GM won’t detail those projects, but Mixer puts them in four broad categories: manufacturing systems; SAP standardization; managing data from engineers, designers and dealers to manage automobile life cycle and quality; and product development.Analysts say it makes sense to reconsider the categories. If health-care costs are crippling, shouldn’t projects aim to cut that expense?

Barkai says a system connecting dealerships and their service bay diagnostic computers to engineering and manufacturing systems could help GM’s bottom line by monitoring repair problems in real-time and correcting them before big recalls are needed. According to regulatory filings, GM spent $4.6 billion in 2004—nearly as much as its health-care outlay—on a category called “policy, product warranty and recall campaigns.” “Policy” decisions involve discretionary fixes—say a car has been serviced three times but still has problems, so the dealer repairs it for free. Product warranty costs are liabilities on cars over a specific term. Recall costs involve all GM cars—including old ones—that may be recalled. On April 25, GM recalled 2 million vehicles.

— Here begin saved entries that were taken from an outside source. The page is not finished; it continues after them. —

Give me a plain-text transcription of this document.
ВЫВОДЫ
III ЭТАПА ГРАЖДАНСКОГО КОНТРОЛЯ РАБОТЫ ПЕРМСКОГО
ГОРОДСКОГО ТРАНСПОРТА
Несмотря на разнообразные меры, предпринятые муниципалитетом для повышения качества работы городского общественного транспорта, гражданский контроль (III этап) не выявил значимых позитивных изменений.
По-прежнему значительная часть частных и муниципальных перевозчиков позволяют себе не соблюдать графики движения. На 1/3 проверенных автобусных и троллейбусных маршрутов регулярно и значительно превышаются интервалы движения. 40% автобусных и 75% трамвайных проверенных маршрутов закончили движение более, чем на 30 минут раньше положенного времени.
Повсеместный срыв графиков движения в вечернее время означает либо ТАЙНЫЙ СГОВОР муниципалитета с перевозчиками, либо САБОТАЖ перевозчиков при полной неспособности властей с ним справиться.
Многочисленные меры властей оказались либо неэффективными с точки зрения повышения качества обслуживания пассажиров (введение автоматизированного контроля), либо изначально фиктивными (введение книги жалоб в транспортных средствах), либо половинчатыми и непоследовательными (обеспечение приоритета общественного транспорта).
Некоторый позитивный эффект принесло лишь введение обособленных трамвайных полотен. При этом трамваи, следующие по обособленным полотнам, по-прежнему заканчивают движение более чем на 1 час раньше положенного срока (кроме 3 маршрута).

Challenge: Rapid development
Status: To be determined

If an information system could cut health-care costs, could GM install it in six months?That hypothetical question worries Mixer. “When the wolves are at the door, you can’t take 12 months just thinking about how you would build a system,” he says. Of course, that’s easier said than done for a company that reported $194 billion in sales, has 7,600 dealers in the U.S. and employs 324,000 people.

GM’s technology organization has five CIOs representing North America, Asia Pacific, Latin America, Europe and GMAC, and five process information officers—the link between technology and business functions. The chief technology officer role, filled by business services CIO Fred Killeen on an interim basis, works with all executives.

According to Heveran, an organization chart doesn’t reflect how agile a company can be. If a company focuses on just a few big projects, nimbleness follows.

To be sure, Szygenda’s group has had its share of victories. It may need to notch a few more as GM revamps.